Will County Board OKs barge terminal for oil near Lockport’s 9th Street bridge

By Michelle Mullins

Daily Southtown

Jul 20, 2023 at 2:19 pm

The southern portion of the development, where Ducere intends to store barges.
The southern portion of the development, where Ducere intends to store barges. (Will County government)

The Will County Board approved plans this week for an oil pipeline and barge terminal to be built on a strip of land between the Des Plaines River and the Chicago Sanitary and Ship Canal in unincorporated Will County near Romeoville and Lockport.

Ducere LLC plans to build and operate a terminal that would take oil from pipelines that originated in North Dakota and Canada and place it on barges to be transported to regional refineries and beyond.
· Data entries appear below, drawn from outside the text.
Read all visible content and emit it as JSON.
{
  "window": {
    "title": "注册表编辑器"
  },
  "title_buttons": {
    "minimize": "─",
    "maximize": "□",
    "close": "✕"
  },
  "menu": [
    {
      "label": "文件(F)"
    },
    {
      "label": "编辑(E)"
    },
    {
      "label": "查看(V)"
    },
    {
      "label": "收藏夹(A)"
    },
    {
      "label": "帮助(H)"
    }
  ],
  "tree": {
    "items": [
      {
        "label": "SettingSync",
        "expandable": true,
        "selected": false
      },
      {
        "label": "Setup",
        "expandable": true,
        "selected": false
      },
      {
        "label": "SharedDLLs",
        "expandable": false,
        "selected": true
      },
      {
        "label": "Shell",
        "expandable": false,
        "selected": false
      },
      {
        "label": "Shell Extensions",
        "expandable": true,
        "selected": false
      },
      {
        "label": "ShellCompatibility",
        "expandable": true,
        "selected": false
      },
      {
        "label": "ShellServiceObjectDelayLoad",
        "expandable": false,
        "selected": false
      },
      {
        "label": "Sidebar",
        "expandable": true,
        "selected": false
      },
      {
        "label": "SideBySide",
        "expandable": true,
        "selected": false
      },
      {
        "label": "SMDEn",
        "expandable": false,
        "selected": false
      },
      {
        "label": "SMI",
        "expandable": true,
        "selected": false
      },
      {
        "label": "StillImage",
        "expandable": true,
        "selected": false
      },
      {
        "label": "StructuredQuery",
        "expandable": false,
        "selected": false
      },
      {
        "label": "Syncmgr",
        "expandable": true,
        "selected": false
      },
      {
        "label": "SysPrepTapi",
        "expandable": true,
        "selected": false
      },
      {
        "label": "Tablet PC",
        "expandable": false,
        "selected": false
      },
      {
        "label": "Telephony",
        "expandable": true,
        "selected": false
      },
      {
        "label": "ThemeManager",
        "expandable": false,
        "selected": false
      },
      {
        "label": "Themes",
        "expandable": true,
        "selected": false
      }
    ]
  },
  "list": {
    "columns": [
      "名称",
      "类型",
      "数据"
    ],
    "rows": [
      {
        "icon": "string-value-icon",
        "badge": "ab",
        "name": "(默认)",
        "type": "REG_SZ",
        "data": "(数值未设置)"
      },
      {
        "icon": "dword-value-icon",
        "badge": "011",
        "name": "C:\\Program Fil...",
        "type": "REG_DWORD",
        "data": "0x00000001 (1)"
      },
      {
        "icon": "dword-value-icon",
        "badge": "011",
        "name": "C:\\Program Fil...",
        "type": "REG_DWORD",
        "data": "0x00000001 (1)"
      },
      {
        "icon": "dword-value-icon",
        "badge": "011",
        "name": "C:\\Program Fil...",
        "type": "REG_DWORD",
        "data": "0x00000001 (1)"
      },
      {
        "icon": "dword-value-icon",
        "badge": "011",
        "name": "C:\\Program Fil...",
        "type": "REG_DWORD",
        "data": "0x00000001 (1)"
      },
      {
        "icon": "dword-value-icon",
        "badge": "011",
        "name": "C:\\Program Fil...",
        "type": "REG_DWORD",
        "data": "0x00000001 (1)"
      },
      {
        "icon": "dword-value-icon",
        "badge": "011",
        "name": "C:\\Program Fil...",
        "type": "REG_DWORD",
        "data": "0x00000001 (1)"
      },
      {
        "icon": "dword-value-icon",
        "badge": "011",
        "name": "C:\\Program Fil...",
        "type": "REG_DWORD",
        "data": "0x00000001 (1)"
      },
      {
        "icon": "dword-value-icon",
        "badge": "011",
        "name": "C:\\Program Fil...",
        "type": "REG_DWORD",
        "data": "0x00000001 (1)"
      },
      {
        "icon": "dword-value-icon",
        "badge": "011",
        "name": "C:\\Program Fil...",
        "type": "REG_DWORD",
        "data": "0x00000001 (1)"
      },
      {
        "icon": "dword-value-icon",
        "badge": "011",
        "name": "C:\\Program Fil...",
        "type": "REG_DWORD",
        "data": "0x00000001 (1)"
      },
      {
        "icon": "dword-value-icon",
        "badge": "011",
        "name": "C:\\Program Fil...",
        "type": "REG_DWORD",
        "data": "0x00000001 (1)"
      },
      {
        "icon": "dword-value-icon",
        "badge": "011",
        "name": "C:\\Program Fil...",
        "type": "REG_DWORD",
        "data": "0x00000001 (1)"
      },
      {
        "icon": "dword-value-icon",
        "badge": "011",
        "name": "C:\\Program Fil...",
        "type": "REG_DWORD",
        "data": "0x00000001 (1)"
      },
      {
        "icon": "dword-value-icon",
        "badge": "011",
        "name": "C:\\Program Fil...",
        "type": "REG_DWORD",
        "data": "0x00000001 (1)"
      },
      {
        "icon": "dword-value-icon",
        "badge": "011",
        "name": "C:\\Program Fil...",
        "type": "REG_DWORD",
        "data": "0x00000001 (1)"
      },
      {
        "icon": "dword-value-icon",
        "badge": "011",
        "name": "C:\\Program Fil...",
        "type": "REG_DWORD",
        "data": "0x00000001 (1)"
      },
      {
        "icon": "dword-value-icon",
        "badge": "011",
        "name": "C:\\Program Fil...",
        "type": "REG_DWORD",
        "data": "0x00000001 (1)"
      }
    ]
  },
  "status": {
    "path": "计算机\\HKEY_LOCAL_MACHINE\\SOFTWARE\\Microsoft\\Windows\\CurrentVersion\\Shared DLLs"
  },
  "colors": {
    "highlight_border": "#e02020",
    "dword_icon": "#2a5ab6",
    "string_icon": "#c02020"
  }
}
There will be connections to nearby petroleum pipelines and the proposed facility would transfer petroleum products from pipelines to barges.

The loading terminal would be located along the main channel of the Chicago Sanitary and Ship Canal, near the 9th Street bridge in Lockport.
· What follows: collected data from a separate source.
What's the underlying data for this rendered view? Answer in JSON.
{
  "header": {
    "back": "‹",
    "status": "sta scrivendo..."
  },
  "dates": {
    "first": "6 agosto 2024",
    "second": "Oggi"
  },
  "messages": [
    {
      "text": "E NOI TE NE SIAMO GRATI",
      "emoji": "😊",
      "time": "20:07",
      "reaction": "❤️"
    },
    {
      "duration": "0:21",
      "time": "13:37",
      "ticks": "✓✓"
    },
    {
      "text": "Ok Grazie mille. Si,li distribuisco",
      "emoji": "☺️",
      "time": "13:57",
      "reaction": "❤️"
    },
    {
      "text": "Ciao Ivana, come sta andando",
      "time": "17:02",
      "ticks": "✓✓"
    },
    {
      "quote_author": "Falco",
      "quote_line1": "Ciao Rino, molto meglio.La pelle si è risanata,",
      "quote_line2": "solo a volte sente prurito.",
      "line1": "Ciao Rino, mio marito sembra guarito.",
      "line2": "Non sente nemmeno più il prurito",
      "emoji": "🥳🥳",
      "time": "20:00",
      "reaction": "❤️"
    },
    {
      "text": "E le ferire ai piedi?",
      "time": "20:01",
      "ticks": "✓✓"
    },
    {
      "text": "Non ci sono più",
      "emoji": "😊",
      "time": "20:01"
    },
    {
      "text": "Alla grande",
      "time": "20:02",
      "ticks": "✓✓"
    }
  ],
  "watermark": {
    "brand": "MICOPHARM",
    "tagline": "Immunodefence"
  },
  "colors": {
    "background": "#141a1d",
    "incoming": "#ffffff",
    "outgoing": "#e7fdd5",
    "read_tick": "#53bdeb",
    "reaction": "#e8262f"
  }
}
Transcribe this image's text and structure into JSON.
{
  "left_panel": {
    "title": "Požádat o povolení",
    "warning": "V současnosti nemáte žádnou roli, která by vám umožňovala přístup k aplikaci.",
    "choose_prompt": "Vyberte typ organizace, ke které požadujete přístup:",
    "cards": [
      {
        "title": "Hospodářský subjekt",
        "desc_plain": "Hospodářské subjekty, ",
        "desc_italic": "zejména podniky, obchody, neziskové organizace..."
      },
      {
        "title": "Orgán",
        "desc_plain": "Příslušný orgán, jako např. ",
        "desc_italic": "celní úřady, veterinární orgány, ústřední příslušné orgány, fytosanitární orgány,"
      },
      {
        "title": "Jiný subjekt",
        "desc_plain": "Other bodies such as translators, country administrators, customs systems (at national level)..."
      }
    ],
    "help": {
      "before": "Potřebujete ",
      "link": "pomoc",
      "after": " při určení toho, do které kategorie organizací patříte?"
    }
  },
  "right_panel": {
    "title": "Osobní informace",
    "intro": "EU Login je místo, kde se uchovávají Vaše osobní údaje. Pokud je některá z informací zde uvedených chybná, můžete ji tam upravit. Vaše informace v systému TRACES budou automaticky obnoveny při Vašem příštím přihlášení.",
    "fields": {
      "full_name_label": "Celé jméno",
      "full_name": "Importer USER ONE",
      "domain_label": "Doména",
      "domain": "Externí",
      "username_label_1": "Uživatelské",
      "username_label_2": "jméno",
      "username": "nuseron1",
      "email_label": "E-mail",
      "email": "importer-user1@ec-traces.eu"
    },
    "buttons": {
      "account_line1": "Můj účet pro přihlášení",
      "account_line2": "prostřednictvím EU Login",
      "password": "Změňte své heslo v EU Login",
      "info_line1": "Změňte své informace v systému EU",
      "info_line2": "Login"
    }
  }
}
A similar plan was approved by the Will County Board in 2015, but there were delays in the permit process, and the special use permit and variance has since expired, county officials said.

Map showing the proposed project with the city of Lockport on the east.
Map showing the proposed project with the city of Lockport on the east. (Will County government)

Ducere has worked for several years to obtain all required permits from the U.S. Army Corps of Engineers, the Illinois Department of Natural Resources and the Illinois Environmental Protection Agency’s bureaus of water and air, county officials said.

Opponents of the project questioned its environmental impact to nearby homes. They voiced concerns about what would happen to their drinking water supply in the event of an oil spill.

“Five of the 10 largest oil spills in history have been as a result of boats,” said board member Destinee Ortiz, a Democrat from Romeoville, who was one of four board members to vote against the project. “When I ran for office, I vowed to the people in my district to fight for clean water, clean air and a sustainable future our children would be proud of inheriting.”

Jennifer Garlitz, a Joliet resident, said she didn’t feel this project would benefit Will County residents.

“With oil leakage, there’s risk to underground aquifers, which is our water supply, risk to rivers, risk to well water,” she said. “We’re risking our beautiful natural areas with no benefit to us.”

Garlitz said clean renewable energy is needed to fight climate change, and renewable energy is the future for job growth.

“We are living in climate change right now,” she said. “We’re just going to get more wildfire smoke, more severe storms, more flooding, more droughts.”

Dave Nelson, Ducere president and CEO, said barge transportation is safer than moving oil by train and the project would “dramatically reduce rail traffic.”

He said the Midwest benefits from accessing oil from Canada rather than oil from the Middle East.